Why Anger is More Contagious than Joy (& Why It Makes Me Mad : )
Did you know that angry tweets have a much higher rate of being retweeted. At least that’s what a newly released study from China’s Beihang University says. To be specific, anger tended to “spread faster” than joy, disgust, or sadness by a factor of three. But researcher Rui Fan and his research team also found that joy was the second most contagious emotion.
Equally fascinating, there’s been a lot of research done on the spread of emotions throughout workplaces and sports-teams. Studies have found that positive or negative emotions would spread across a team, regardless of circumstances. I.e., A sports team could have the best win record in the league yet holistically be depressed. Ironically, for most of us, our emotions are more a product of those we’re hanging around than our physical and financial circumstances. Generally speaking, the most emotive people tend to set the mood in an organization. But apparently anger has a higher level of contagiousness – which is partly why many politicians practice the art of “false outrage.” They honestly get a larger response from people.

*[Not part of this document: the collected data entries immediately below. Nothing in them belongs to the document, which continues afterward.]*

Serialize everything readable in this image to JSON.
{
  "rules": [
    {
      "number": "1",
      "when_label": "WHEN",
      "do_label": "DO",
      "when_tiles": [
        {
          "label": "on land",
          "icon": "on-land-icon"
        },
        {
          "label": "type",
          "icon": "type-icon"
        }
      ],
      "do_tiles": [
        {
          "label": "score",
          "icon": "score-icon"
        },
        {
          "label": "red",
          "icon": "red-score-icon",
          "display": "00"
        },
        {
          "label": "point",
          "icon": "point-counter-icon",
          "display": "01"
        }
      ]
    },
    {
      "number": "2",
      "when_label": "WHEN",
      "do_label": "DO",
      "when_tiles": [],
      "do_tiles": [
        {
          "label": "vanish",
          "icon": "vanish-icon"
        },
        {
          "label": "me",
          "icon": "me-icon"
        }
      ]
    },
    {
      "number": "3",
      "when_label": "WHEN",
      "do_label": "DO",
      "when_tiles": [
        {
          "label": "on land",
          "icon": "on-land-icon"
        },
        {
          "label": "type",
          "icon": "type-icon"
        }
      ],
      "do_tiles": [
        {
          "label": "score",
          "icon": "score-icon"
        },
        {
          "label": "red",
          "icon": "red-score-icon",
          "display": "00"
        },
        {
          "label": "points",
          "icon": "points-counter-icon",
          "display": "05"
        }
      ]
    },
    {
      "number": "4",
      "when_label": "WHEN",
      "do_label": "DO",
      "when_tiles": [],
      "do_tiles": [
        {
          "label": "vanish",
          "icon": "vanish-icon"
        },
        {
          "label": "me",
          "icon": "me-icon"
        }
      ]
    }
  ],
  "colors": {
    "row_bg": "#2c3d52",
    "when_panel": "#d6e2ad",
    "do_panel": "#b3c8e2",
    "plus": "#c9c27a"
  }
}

Of course, the Bible has a lot to say on the topic of anger like: “Do not associate with one easily angered” (Prov. 22:24). Unfortunately, there’s a lot of angry Christians on the web too. But, keep in mind: We serve a God that is “slow to become angry” (Exodus 34:6). So, if we want to reveal the God of love (Jn. 13:34), we may want to think twice before posting that awesome and sarcastic zinger. In the end: “Man’s anger does not bring about the righteous life that God desires.” (James 1:20).
I’m not saying that we should be inauthentic… exude happiness and rainbows by posting a nonstop array of cheesy inspirational tweets. But the research definitely implies: If we want to stay full of God’s joy, we just might need to work twice as hard at receiving it.

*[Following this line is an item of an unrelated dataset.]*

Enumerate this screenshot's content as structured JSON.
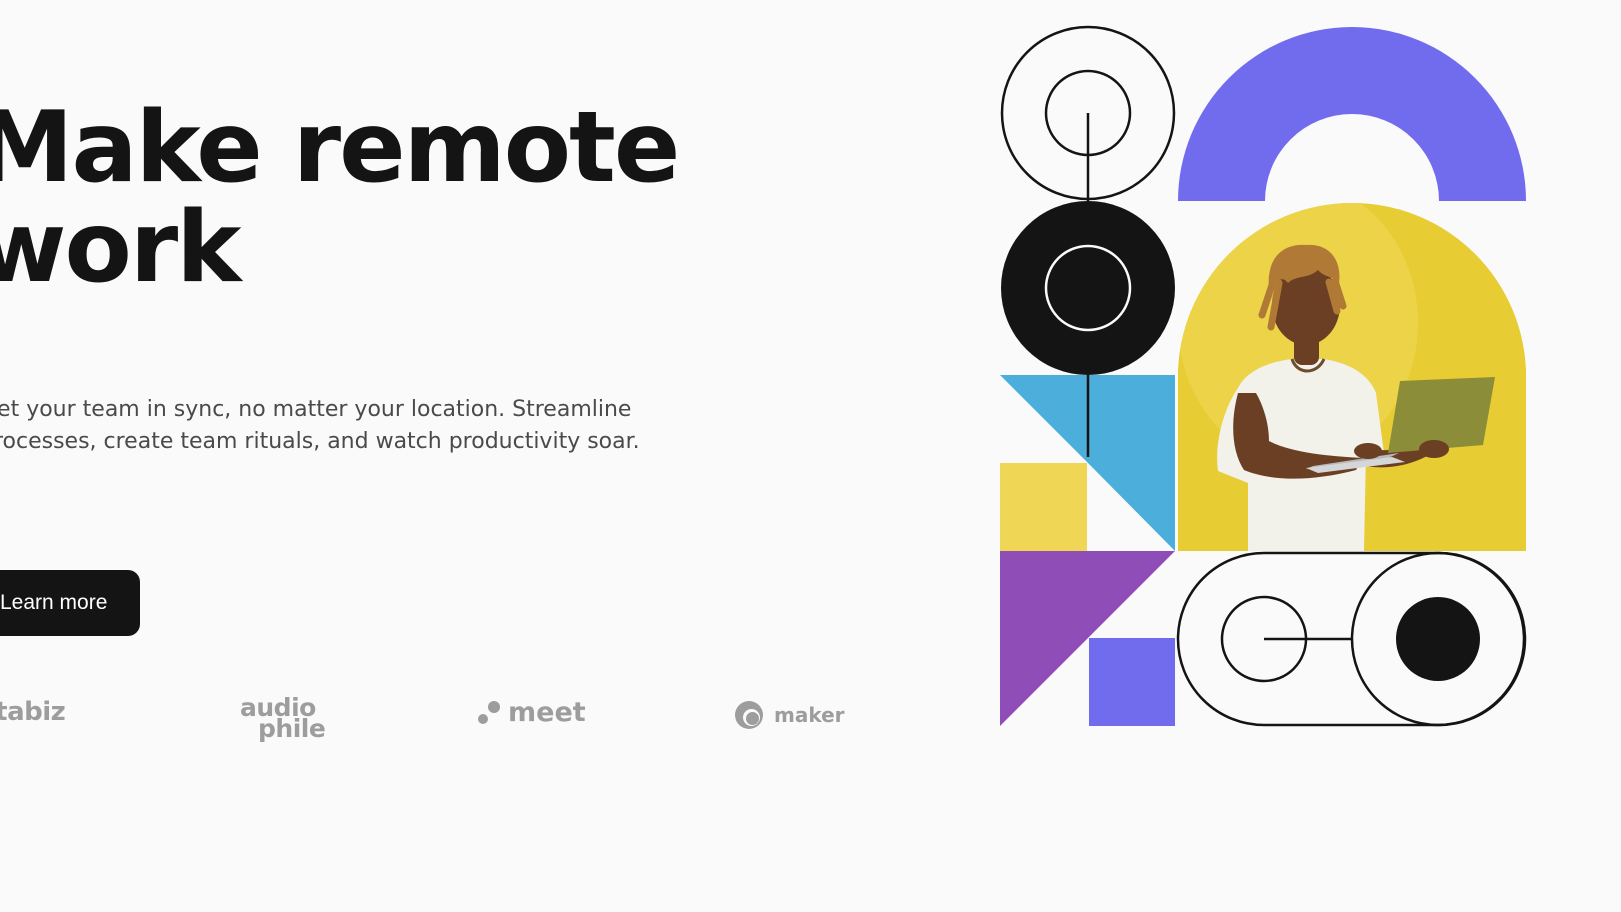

So, I’d imagine that the same holds true when it comes to spreading joy. Those of us who want to lift other people’s burdens may need to spend a little more energy. Like I shared in my book Pharisectomy, one way to increase the joy would be to throw cash out of our car windows and smile (although, please refrain from using rolls of quarters); or, alternately, we could strap a big plastic unicorn to our roof-racks. After all, it’s hard to get upset when you’re being tailed by a unicorn. Alternately, I suppose the simplest way to spread joy is this: When you think of something good, say it. The bedrock of Christianity is all about “righteousness, peace, and joy in the Holy Spirit” (Rom 14:17). And yes, sometimes righteousness demands a “holy anger.” But don’t deceive yourself.
In the end: Love is what causes people to “know we are Christ’s disciples” (Jn. 13:34). And Psm 126 argues that joy is what causes the nations to say: “The Lord has done great things for [them].” So, let’s trash our sin natures and make a better emotion contagious: joy.